Venezuelan oil company PDVSA is looking to double exports to India as US sanctions hobble deliveries to the US and Europe.
Venezuelan oil company PDVSA is looking to double exports to India as US sanctions hobble deliveries to the US and Europe.
The US and most Western countries have recognised opposition leader Juan Guaido as Venezuela’s head of state, but President Nicolas Maduro retains the backing of Russia and China and control of state institutions including the military.
Oil exports since the sanctions took effect on January 28 have fallen to 1.15-million barrels per day (bpd) of crude and refined products, Refinitiv Eikon data showed, down from about 1.4-million bpd.
In response, Venezuela is turning its focus to buyers paying in cash, especially in India, its second-largest customer after the US.
Before the sanctions, PDVSA shipped more than 500,000 bpd to the US, its largest cash market, followed by India, at 300,000 bpd and then China.

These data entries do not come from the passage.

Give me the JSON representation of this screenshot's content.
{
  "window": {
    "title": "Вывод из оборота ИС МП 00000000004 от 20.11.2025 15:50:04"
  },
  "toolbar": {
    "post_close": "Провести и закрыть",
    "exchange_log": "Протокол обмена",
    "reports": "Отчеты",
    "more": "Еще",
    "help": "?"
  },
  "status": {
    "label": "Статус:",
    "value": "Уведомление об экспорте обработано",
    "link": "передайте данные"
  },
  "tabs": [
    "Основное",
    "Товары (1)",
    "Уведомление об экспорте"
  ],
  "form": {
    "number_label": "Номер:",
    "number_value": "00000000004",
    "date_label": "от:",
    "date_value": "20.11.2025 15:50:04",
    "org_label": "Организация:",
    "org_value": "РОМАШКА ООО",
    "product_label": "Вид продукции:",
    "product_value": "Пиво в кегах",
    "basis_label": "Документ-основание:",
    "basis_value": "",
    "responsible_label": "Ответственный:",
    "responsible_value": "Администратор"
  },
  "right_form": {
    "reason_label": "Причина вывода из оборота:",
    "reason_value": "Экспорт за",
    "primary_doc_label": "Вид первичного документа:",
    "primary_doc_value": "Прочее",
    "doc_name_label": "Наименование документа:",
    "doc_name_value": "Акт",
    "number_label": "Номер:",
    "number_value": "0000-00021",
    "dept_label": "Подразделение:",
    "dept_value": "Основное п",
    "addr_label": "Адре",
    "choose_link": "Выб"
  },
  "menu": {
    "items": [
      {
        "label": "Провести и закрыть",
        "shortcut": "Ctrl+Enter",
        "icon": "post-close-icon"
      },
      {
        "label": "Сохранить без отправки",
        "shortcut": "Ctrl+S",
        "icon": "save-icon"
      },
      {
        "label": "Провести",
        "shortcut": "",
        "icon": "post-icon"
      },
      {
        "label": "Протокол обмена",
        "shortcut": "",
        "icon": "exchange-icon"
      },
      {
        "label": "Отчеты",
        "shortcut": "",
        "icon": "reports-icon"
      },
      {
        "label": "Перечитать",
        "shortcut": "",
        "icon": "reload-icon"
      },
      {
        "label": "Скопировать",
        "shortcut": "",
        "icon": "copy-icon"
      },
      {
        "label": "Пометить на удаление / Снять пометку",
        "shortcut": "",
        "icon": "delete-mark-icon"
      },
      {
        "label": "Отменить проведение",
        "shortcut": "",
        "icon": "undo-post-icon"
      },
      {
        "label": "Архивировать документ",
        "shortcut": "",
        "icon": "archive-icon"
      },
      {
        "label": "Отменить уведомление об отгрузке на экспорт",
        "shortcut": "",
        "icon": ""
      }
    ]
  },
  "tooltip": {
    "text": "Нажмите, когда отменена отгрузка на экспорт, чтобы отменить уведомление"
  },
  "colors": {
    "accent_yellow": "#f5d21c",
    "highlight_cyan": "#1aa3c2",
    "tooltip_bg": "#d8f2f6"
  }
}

Venezuela has sent its oil minister, Manuel Quevedo, to India to convince refiners, including Reliance Industries and Nayara Energy, to double their oil purchases.
“We are selling more than 300,000 bpd to Indian buyers,” Quevedo said on Monday in New Delhi. “We want to double that amount.”

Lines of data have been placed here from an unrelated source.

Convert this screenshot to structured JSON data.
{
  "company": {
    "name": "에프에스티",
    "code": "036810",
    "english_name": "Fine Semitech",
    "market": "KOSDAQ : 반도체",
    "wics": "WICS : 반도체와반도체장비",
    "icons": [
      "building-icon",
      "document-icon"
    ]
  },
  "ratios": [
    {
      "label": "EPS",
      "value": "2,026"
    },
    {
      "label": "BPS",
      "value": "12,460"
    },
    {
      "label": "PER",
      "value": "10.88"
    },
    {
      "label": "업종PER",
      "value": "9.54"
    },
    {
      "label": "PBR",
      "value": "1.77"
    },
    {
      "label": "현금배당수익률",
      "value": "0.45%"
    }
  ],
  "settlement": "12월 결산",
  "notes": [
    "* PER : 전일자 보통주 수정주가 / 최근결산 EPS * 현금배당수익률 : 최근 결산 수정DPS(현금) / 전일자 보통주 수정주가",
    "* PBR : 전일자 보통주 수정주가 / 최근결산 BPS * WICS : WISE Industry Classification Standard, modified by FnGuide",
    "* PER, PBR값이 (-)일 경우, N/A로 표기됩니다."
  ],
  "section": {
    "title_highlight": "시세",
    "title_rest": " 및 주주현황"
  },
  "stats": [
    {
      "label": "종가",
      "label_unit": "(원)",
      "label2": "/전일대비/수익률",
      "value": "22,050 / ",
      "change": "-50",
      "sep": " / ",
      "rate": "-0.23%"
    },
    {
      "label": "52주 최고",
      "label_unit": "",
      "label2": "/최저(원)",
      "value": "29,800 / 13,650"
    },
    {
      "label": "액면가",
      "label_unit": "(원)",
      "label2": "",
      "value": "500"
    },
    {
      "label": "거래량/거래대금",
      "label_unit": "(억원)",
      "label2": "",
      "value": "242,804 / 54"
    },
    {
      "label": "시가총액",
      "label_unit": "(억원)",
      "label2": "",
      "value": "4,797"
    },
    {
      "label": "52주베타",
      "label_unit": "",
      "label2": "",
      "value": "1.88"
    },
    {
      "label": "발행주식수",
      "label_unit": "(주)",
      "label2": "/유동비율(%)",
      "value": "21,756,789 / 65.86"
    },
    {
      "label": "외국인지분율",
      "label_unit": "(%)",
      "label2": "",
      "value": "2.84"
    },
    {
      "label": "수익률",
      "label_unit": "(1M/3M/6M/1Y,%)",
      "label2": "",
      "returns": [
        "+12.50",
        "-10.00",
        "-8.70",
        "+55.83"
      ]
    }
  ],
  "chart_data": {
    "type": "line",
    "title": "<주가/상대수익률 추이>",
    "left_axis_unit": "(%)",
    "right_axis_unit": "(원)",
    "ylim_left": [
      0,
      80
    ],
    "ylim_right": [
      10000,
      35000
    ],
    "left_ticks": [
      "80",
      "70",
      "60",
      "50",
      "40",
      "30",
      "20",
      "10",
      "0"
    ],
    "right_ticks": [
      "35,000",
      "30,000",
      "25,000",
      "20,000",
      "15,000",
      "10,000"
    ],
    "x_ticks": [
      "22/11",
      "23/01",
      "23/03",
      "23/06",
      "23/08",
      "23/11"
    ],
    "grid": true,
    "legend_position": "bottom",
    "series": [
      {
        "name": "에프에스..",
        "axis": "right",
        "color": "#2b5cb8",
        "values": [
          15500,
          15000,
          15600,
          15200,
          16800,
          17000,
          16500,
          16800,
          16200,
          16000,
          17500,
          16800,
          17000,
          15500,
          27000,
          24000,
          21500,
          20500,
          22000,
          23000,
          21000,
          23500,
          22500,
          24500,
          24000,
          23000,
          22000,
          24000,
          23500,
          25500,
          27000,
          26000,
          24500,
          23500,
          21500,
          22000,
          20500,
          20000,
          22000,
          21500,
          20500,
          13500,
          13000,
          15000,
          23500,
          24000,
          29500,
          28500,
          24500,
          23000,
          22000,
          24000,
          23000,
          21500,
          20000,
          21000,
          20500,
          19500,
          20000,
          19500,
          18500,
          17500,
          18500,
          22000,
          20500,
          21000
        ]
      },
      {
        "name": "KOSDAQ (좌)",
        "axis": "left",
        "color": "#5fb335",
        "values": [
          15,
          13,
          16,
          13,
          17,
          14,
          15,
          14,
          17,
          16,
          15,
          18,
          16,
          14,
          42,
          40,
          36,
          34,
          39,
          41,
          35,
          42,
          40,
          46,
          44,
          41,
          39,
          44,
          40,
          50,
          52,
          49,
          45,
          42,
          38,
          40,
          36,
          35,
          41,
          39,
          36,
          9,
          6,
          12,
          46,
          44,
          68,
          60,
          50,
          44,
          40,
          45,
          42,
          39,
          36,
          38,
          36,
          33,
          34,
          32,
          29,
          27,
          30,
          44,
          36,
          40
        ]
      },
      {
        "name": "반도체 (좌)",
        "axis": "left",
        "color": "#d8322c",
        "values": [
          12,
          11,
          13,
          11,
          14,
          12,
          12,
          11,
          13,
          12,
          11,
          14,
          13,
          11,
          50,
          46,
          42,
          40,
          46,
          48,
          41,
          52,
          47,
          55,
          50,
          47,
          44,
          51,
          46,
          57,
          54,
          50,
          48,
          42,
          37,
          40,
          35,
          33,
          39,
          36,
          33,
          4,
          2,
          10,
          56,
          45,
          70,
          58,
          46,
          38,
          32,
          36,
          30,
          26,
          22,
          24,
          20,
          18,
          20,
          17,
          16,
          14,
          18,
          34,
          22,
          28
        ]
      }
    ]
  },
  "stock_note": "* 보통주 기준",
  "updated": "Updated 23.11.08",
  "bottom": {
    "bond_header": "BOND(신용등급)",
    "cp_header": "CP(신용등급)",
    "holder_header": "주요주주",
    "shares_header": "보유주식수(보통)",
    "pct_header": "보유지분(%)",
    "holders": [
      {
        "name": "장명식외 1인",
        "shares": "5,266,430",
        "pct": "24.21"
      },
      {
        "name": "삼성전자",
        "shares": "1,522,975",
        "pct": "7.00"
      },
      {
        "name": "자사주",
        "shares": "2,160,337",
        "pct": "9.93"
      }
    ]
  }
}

Venezuela is open to barter arrangements with India using oil as payment, he said, but did not elaborate.
Two supertankers, Baghdad and Folegandros I, left from Venezuela’s Jose terminal late on Monday carrying cargoes destined for Indian ports.
Refinitiv Eikon ship tracking data showed several other tankers carrying Venezuelan crude or fuel towards Asia. Finding buyers in Asia may be difficult, however, analysts said, as Washington uses its political and financial clout to pressure countries to stay clear of dealing with PDVSA.
It remains unclear how cash sales would be effected without using the US or European banking systems after April 28, a deadline set by the US treasury.
Barclays addressed the issue in a special report on Tuesday.
“Considering all the difficulties that Venezuela faces in delivering oil to other markets and the legal, reputational and financial risks confronting traders or counterparties that do business with it under the current conditions, it seems unlikely that all production can, in short order, go to other markets,” the bank wrote.
The US sanctions are designed to undercut financial support for Maduro, cutting his access to the oil revenue that has helped his government remain in power.
US bank Goldman Sachs said in a note on Wednesday that because of the sanctions there was “limited ability for non-US refiners to take on Venezuela’s very heavy crude” beyond India and China.
India’s Reliance is among PDVSA’s main cash customers, while Nayara receives Venezuelan oil via its stakeholder, Russia’s Rosneft.
Rosneft provided PDVSA with around $6.5bn in loans from 2014 to 2017, to be repaid in oil and oil product supplies.
PDVSA’s debt to Rosneft stood at $2.3bn at the end of 2018, Rosneft said last week.
It was supplying Rosneft with an average of 137,000 bpd of heavy crude and refined products before the latest sanctions, PDVSA trade data seen by Reuters showed.
Under its prepayment deal with Rosneft, PDVSA delivers about half that crude to Nayara, which controls Vadinar, India’s second largest refinery, and sends the rest to Europe, including to Rosneft refining assets in Germany.
The last cargo containing fuel oil for Rosneft left Venezuela for Asia on January 30-31, containing around 1-million barrels, according to a trading source close to PDVSA and Rosneft.
“PDVSA supplies to Rosneft or its subsidiaries in India under deals clinched before the sanctions are not falling under the sanctions,” said Natalia Abtseshko, head of the international projects group at Moscow law firm Vegas Lex.
Nayara received 69,200 bpd of Venezuelan crude in 2018, down from 87,700 bpd in 2017, Refinitiv Eikon data showed.
When cargoes started to arrive irregularly in 2018, Rosneft CEO Igor Sechin flew to Caracas to complain to Maduro, Reuters sources have said.
PDVSA and Rosneft did not respond to Reuters requests for comment.
A representative of the US Office of Foreign Assets Control (OFAC), part of the treasury department, declined to comment whether Rosneft would be able to continue to receive PDVSA oil under their oil-forpayment deal.
About 9-million barrels were stuck in tankers, waiting for payment or discharge instructions last week, Refinitiv Eikon data showed.
Most are anchored off the US Gulf Coast as Venezuelan opposition leader and selfproclaimed president Juan Guaido moves to set up escrow accounts to receive proceeds.